Zur Herstellung der Impfstoff-Leitstruktur ahmte das Team den molekularen Fingerabdruck des bakteriellen Kapselpolysaccharid-Epitops nach („molekulare Mimikry“). Diese Polysaccharide bilden eine Hülle um die Bakterien, und ihre einzigartige Struktur ermöglicht es, dass sie als sogenannte Antigene gezielt von der Immunreaktion angesprochen werden. Diese hochspezifische Form der molekularen Erkennung ist die Grundlage für einen Impfstoff. Das Team synthetisierte eine molekulare Struktur, die dem Epitop auf der Oberfläche der natürlichen Polysaccharid-Kapsel sehr ähnlich ist, und kombinierte sie mit einem Trägerprotein. Weitere Untersuchungen zeigten, dass dieses Epitop-Analogon bei Mäusen eine Immunreaktion gegen die Serogruppen B und C auslösen kann.

Die Synthese des Zielmoleküls – ein difluoriertes Analogon des in der Natur vorkommenden α-(2,9)-Sialinsäure-Epitops – erforderte 16 Schritte und wurde von Dr. Christina Jordan und Doktorandin Kathrin Siebold am Institut für Organische Chemie der Universität Münster durchgeführt. „Es hat viele Vorteile, das Schlüsselmolekül durch eine präzise Synthese herzustellen, anstatt es aus biologischen Quellen zu isolieren. Der offensichtlichste ist, dass die Synthese skaliert werden kann und man sicher sein kann, dass der Impfstoff nur die gewünschte Molekülstruktur enthält“, sagt Ryan Gilmour. „Die genaue Zusammensetzung ist bekannt und analytisch validiert. Außerdem ist die Methode schneller und günstiger als die Isolierung von nativem Kapselpolysaccharid. Wir glauben, dass dies bedeutende Verbesserungen sind. Wir sind sehr begeistert, dass diese fluorierten Moleküle so wirksame ‚Nachahmer‘ sind und dass wir in unserer Forschung diesen Translationspunkt erreicht haben. Ich denke, es unterstreicht die gesellschaftliche Relevanz interdisziplinärer Forschung an der Schnittstelle zwischen Chemie und Biologie.“

Um die Herstellung eines bivalenten Impfstoffs zu ermöglichen, fügten Doktorandin Patricia Priegue (MPI) das von der Serogruppe C (MenC) inspirierte, fluorierte Epitop mit einem äußeren Zellmembranprotein der Serogruppe B (MenB) zusammen.
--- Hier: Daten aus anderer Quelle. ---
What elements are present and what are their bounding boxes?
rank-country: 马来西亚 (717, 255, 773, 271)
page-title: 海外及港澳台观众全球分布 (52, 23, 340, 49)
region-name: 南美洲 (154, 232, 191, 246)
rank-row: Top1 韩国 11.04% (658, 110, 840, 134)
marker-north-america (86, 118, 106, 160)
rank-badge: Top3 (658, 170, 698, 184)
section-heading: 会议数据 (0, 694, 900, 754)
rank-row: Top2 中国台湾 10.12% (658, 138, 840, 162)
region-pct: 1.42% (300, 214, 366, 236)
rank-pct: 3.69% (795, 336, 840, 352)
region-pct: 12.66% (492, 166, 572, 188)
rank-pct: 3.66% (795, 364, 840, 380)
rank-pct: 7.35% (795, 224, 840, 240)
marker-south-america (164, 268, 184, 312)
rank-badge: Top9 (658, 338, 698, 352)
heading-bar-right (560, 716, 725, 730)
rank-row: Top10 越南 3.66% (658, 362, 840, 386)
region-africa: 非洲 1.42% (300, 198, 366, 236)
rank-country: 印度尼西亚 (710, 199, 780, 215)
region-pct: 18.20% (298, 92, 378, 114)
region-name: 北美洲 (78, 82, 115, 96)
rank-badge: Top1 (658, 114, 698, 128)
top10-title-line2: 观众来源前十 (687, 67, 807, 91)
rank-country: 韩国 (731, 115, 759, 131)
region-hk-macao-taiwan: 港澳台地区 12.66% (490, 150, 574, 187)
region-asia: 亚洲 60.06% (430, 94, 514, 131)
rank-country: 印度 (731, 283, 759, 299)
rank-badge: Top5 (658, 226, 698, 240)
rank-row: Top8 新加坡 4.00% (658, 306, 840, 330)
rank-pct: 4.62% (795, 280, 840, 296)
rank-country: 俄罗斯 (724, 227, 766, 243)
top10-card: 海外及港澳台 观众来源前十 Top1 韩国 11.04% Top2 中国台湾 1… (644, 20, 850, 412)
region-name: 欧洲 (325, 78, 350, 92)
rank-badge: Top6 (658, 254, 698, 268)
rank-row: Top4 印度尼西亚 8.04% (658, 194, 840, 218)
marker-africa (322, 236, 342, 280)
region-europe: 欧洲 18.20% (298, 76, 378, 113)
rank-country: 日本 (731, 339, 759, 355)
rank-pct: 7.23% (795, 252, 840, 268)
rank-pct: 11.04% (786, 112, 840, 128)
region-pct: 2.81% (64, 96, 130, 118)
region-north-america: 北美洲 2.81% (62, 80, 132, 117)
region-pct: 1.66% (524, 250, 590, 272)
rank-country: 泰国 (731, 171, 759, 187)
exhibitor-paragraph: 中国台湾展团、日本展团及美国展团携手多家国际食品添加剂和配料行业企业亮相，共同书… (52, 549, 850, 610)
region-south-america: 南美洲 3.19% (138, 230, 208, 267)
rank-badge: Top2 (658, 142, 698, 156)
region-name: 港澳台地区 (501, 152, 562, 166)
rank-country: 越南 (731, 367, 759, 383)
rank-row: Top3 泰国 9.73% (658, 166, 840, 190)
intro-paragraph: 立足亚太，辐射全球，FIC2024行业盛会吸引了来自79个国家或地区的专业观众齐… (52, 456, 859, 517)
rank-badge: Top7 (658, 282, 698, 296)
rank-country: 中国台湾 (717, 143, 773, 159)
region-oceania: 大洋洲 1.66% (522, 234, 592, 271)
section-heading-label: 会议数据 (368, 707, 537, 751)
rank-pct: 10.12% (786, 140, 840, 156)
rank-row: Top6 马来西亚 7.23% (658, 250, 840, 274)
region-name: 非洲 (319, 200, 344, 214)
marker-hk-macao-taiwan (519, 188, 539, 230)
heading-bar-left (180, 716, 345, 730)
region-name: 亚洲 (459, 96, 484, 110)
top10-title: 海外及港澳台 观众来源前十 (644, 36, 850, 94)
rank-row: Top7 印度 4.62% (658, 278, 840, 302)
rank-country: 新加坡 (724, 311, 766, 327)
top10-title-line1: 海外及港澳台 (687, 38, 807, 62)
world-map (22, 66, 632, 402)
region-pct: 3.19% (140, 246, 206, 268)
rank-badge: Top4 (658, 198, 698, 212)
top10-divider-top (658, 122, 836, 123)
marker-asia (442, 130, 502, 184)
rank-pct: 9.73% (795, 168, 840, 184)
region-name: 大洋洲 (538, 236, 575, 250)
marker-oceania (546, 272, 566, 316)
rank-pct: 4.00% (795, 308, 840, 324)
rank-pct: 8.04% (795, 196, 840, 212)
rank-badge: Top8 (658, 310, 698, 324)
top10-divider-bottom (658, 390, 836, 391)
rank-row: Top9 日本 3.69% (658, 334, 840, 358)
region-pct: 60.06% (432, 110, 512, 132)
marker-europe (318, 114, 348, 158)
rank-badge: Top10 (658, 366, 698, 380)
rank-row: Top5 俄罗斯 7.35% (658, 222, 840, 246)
Das neu entworfene Molekül löste bei Mäusen die Bildung hochspezifischer Immunglobulin-G-(IgG-) Antikörper aus, Subtyp IgG1. „Die mit dieser Strategie erzeugten Antikörper schützten gegen Meningokokken B und C“, betont Peter Seeberger. Die Forscher validierten dies in vitro mit sogenannten SBA-Tests (Serum Bactericidal Antibody) und OPKA-Tests (Opsonophagocytic Killing Assay). „Das deutet darauf hin, dass diese fluorierten Glykokonjugate vielversprechende Leitstrukturen für Impfstoffe sind“, ergänzt der Potsdamer Experte.